Solubility

fastsolv

Rowan uses the fastsolv model developed by Lucas Attia, Jackson Burns, and co-workers at MIT and described in the preprint "Organic Solubility Prediction at the Limit of Aleatoric Uncertainty." (See also the authors' own fastsolv web interface.)

The fastsolv model was trained on BigSolDB, which contains 54,273 experimental solubility measurements spanning 839 solutes and 138 solvents across temperatures ranging from −30°C to 130°C.

Solutes and solvents are both input using the SMILES format, and the model is used to generate a prediction for each solute-solvent-temperature combination. Rowan has a number of solvents predefined on the front-end, each of which is associated with a SMILES string, and supports custom SMILES entry.

This workflow returns both predicted solubilities and standard deviations for each solvent-temperature combination. When viewed on Rowan's web GUI, these results are plotted on an interactive graph.

Aqueous Solubility

Rowan offers two methods for aqueous solubility prediction: Kingfisher and a reparameterized ESOL.

Both models were trained on an 80% Butina split of the Falcón-Cano et al. "reliable" dataset, which is a de-duplicated combination of the the AqSolDB and Cui et. al. datasets. We used 1024-bit Morgan fingerprints with radius 2 for Butina splitting, and our train split contains 10,043 experimental aqueous solubility measurements. All measurements were taken at room temperature in neutral-pH water.

To reflect the training data, we restrict the inputs to these aqueous-solubility-prediction methods to the following:

  • Solvent: water (SMILES: O)
  • Temperature: 25ºC (room temperature)

When using the GUI, you can click the "Set Default Settings" button to automatically select Kingfisher- and ESOL-compatible inputs.

Kingfisher

Rowan uses the Kingfisher model for aqueous solubility prediction. Kingfisher is a finetuned version of the CheMeleon model developed by Jackson Burns and co-workers at MIT.

ESOL

Rowan uses a reparameterized ESOL model for low-cost aqueous solubility predictions. Our ESOL model was fit using the dataset developed for training Kingfisher.
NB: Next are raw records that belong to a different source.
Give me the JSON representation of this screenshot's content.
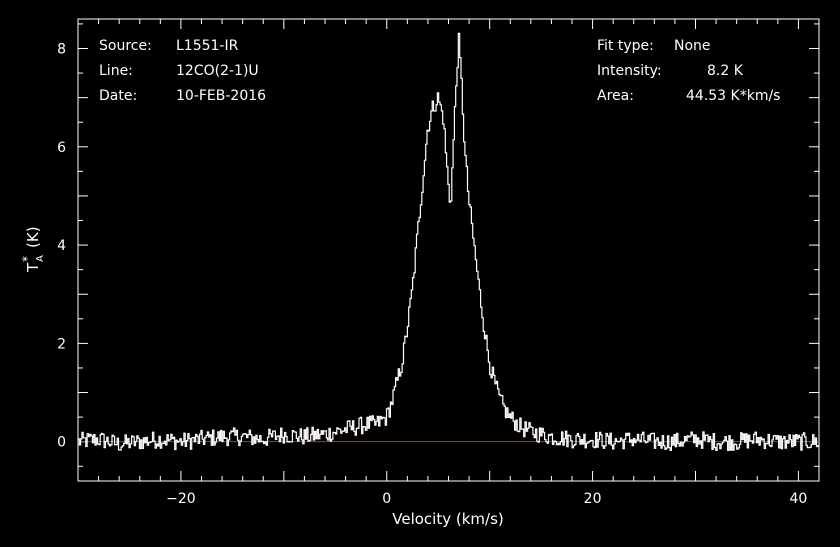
{
  "header": {
    "source_label": "Source:",
    "source_value": "L1551-IR",
    "line_label": "Line:",
    "line_value": "12CO(2-1)U",
    "date_label": "Date:",
    "date_value": "10-FEB-2016",
    "fit_label": "Fit type:",
    "fit_value": "None",
    "intensity_label": "Intensity:",
    "intensity_value": "8.2 K",
    "area_label": "Area:",
    "area_value": "44.53 K*km/s"
  },
  "chart_data": {
    "type": "line",
    "xlabel": "Velocity (km/s)",
    "ylabel_main": "T",
    "ylabel_sub": "A",
    "ylabel_sup": "*",
    "ylabel_unit": "(K)",
    "xlim": [
      -30,
      42
    ],
    "ylim": [
      -0.8,
      8.6
    ],
    "x_ticks": [
      -20,
      0,
      20,
      40
    ],
    "x_tick_labels": [
      "−20",
      "0",
      "20",
      "40"
    ],
    "y_ticks": [
      0,
      2,
      4,
      6,
      8
    ],
    "y_tick_labels": [
      "0",
      "2",
      "4",
      "6",
      "8"
    ],
    "baseline": 0,
    "colors": {
      "background": "#000000",
      "spectrum": "#ffffff",
      "baseline": "#e0201c",
      "axes": "#ffffff"
    },
    "series": [
      {
        "style": "histogram",
        "x": [
          -30,
          -28,
          -26,
          -24,
          -22,
          -20,
          -18,
          -16,
          -14,
          -12,
          -10,
          -8,
          -6,
          -4,
          -3,
          -2,
          -1,
          0,
          0.5,
          1,
          1.5,
          2,
          2.5,
          3,
          3.5,
          4,
          4.5,
          5,
          5.5,
          6,
          6.2,
          6.4,
          6.7,
          7,
          7.3,
          7.6,
          8,
          8.5,
          9,
          9.5,
          10,
          10.5,
          11,
          11.5,
          12,
          13,
          14,
          15,
          16,
          18,
          20,
          22,
          24,
          26,
          28,
          30,
          32,
          34,
          36,
          38,
          40,
          42
        ],
        "y": [
          0.0,
          0.05,
          -0.05,
          0.0,
          0.05,
          0.0,
          0.05,
          0.1,
          0.1,
          0.05,
          0.15,
          0.1,
          0.15,
          0.25,
          0.3,
          0.35,
          0.35,
          0.5,
          0.8,
          1.2,
          1.6,
          2.3,
          3.1,
          4.2,
          5.3,
          6.4,
          6.8,
          7.0,
          6.6,
          5.2,
          4.8,
          5.6,
          7.0,
          8.2,
          7.2,
          5.9,
          4.9,
          4.0,
          3.1,
          2.3,
          1.6,
          1.2,
          0.85,
          0.65,
          0.5,
          0.3,
          0.2,
          0.15,
          0.1,
          0.05,
          0.05,
          0.0,
          0.05,
          0.0,
          0.0,
          0.05,
          0.0,
          0.0,
          0.05,
          0.0,
          0.0,
          0.0
        ]
      }
    ]
  }
}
ESOL is a multiple-linear regression model that fits a linear combination of:

  • molecular weight,
  • water–octanol partition coefficient,
  • the number of rotatable bonds,
  • the proportion of heavy atoms in the molecule that are aromatic,
  • and a bias term.

ESOL was developed by John S. Delaney at Syngenta. We refit the ESOL model using an RDKit-based implementation by Pat Walters.